Sonardyne’s 6G product range is designed for use in a wide variety of applications. To get the best performance out of the 6G family of hardware, the user can choose acoustic addresses linked to their acoustic operating frequency. These acoustic addresses are configured directly using Sonardyne’s 6G terminal software or even acoustically whilst in the water!

For USBL operations the user will usually be using either a Wideband 2 or a wideband 2+ acoustic addresses, these both operate between 19 and 32kHz. The difference between the two modes is that Wideband 2 addresses (which are appropriate for 90% of working conditions) utilise an 8ms navigation pulse compared to Wideband 2+ which utilises a 16ms navigation pulse. Whilst Wideband 2 is appropriate for the majority of applications, when operating in acoustically noisy conditions the longer pulse duration of the Wideband 2+ signal combined with the advanced onboard digital processing results in a more robust tracking solution. Users should note that if using Wideband 2+ it takes twice the energy to transmit these signals. Battery levels and consumption should be considered carefully.

Acoustic Address Families

Beacon addresses are broken down into channels with 14 addresses per channel. Each acoustic channel operates at a fixed frequency.

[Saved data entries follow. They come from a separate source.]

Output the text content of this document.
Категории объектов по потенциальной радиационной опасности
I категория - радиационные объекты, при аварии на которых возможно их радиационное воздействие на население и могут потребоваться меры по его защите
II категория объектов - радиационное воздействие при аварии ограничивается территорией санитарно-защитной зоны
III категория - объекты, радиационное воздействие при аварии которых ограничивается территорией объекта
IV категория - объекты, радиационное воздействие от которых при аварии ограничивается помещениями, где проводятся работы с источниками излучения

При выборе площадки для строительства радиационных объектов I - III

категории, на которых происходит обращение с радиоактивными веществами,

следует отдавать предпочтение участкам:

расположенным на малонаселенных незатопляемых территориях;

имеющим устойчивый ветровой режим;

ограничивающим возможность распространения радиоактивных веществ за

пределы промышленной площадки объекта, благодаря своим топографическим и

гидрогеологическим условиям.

• The Wideband 2 family of addresses starts at 17xx (with individual acoustic addresses of 1701-1714) and finishes at 31xx (with individual acoustic addresses of 3101-3114).
• The Wideband 2+ family of addresses starts at 50xx (with individual acoustic addresses of 5001-5014) and finishes at 63xx (with individual acoustic addresses of 6301-6314).

When configuring a unit for operation at specific frequencies, the user must be aware of the following terms, the two different interrogation/reply methods and the fact that the user will need to set both of these if trying to avoid noise sources.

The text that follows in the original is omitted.